Linked: Erik Satie
Linked is where I rummage through my notes and bookmarks for bits and bobs around a subject.
“My only nourishment consists of food that is white: eggs, sugar, shredded bones, the fat of dead animals, veal, salt, coco-nuts, chicken cooked in white water, mouldy fruit, rice, turnips, sausages in camphor, pastry, cheese (white varieties), cotton salad, and certain kinds of fish (without their skin). I boil my wine and drink it cold mixed with the juice of the Fuschia. I have a good appetite but never talk when eating for fear of strangling myself.”
– Erik Satie, A Day in the Life of a Musician (via UbuWeb)
Erik Satie was fond of invented musical taxonomy: gnossiennes, gymnopédies, vexations, ogives. His concept of furniture music was essential to the development of minimalist and ambient music. And shitty elevator music.
Branka Parlić’s unhurried pace – what I imagine Satie meant when he instructed the performer to play the pieces lent et douloureux (slowly, sadly, gravely) – has pretty much ruined other renditions for me: they come off as sloppy and hasty in comparison. I’ve probably listened to her album Initiés ‘88 - Initiés ‘99 a hundred times. Sadly, it’s been out of print for a while, so no chance to get it in a physical format. Next, listen to her play piano works by Philip Glass to convince yourself you should buy her latest album.

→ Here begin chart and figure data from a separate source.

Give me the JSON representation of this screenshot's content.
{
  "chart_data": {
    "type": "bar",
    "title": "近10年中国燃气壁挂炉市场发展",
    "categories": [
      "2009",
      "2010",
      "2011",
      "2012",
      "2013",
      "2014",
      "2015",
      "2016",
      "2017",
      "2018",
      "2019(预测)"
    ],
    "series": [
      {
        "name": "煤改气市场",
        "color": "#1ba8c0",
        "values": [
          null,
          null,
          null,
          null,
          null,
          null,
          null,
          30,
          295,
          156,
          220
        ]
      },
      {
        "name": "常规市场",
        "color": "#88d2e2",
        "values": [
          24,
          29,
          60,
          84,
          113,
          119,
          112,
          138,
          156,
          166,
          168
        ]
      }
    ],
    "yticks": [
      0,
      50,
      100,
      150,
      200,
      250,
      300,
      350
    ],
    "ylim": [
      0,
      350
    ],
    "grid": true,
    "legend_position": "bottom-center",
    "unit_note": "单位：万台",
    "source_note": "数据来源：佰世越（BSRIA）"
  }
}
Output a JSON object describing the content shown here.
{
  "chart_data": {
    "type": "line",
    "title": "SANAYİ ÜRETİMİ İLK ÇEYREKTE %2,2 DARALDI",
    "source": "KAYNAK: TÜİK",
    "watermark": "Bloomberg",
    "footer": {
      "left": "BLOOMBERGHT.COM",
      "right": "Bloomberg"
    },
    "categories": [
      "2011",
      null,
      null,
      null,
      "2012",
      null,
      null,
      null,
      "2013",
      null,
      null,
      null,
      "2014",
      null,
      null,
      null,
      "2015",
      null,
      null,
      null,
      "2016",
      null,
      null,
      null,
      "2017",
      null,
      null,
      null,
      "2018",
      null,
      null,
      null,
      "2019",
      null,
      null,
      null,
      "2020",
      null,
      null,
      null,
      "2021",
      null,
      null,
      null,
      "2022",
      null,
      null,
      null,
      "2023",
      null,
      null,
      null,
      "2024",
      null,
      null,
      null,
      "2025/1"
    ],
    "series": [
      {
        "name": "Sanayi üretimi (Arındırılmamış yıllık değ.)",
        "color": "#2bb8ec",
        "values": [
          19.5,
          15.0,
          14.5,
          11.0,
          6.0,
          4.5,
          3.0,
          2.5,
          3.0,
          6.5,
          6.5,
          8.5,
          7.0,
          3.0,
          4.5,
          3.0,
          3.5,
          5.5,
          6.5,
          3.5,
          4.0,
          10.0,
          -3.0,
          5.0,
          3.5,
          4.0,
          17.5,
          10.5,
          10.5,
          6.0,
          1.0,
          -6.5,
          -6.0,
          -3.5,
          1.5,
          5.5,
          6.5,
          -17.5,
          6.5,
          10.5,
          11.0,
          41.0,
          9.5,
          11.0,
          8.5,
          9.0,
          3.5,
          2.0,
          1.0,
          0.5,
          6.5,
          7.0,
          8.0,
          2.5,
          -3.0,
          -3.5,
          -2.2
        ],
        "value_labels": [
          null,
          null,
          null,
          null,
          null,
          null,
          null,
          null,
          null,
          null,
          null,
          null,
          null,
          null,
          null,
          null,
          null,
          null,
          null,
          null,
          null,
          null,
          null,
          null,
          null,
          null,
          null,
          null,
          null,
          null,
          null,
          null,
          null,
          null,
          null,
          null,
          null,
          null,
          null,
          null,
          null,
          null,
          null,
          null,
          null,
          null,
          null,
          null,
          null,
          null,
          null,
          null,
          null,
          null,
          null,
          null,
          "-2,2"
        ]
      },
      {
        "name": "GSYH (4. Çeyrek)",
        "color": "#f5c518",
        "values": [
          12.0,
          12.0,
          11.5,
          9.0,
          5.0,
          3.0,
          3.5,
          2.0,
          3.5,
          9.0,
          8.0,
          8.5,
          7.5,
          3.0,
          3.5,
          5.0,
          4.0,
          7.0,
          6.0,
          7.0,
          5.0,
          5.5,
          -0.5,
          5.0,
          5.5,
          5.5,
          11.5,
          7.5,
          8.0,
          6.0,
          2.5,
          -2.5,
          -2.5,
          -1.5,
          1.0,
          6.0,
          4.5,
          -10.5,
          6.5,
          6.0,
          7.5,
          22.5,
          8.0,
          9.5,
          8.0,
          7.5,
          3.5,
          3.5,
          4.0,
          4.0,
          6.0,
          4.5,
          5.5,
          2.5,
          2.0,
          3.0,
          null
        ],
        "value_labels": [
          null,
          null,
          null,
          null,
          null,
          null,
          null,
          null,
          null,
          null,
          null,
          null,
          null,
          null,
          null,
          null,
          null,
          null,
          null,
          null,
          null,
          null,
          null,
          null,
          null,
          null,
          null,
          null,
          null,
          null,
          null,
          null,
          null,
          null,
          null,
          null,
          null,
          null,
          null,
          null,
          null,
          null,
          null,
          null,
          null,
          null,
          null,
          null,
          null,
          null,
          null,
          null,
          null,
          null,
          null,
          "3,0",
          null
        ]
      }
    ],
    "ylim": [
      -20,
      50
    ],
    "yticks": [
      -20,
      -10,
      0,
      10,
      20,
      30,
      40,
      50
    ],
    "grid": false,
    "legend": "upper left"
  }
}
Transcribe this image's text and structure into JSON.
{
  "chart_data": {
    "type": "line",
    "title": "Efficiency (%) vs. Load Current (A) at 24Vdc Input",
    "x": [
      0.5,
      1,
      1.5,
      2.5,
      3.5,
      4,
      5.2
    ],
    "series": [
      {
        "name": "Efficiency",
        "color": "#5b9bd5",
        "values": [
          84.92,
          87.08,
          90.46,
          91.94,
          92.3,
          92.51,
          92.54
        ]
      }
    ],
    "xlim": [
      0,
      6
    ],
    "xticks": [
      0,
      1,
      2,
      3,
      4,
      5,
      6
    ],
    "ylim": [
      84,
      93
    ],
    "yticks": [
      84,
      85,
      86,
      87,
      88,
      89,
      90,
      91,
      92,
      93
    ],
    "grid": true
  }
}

Eisoptrophobia translates as “fear of, or aversion to, reflections”, the light version of which has possibly been impressed upon me by the seriously unsettling mirror scene in the film Below that resulted in this ominous undertone to any mirror gazing ever since. But it’s also the name of an album by Akira Rabelais who crafts distorted, shimmering pieces based on music by Satie, Bartók and Carté.
“The smallest work by Satie is small in the way that a keyhole is small. Everything changes when you put your eye to it–or your ear.”
– Jean Cocteau
Further down the distorsion spectrum, we’ve got Bionulor a.k.a. Sebastian Banaszczyk’s Erik, a reworking of Satie’s Gymnopédies that Luke Turner accurately describes as “the sound of a hangover inside Brian Eno’s splendid dome after he’s had a terrible sherry-fuelled row with William Basinski…”
Finally, in what could have been an early Christmas, it seems that every contemporary piano player I know about and listen to is featured on the compilation Erik Satie et les nouveaux jeunes. We’ve got Max Richter, Rachel Grimes, Sylvain Chauveau, Hauschka, Eluvium, Dustin O’Halloran, Nils Frahm, all the cool kids. The original is out of print, but some sort of reissue is going on. Fingers crossed!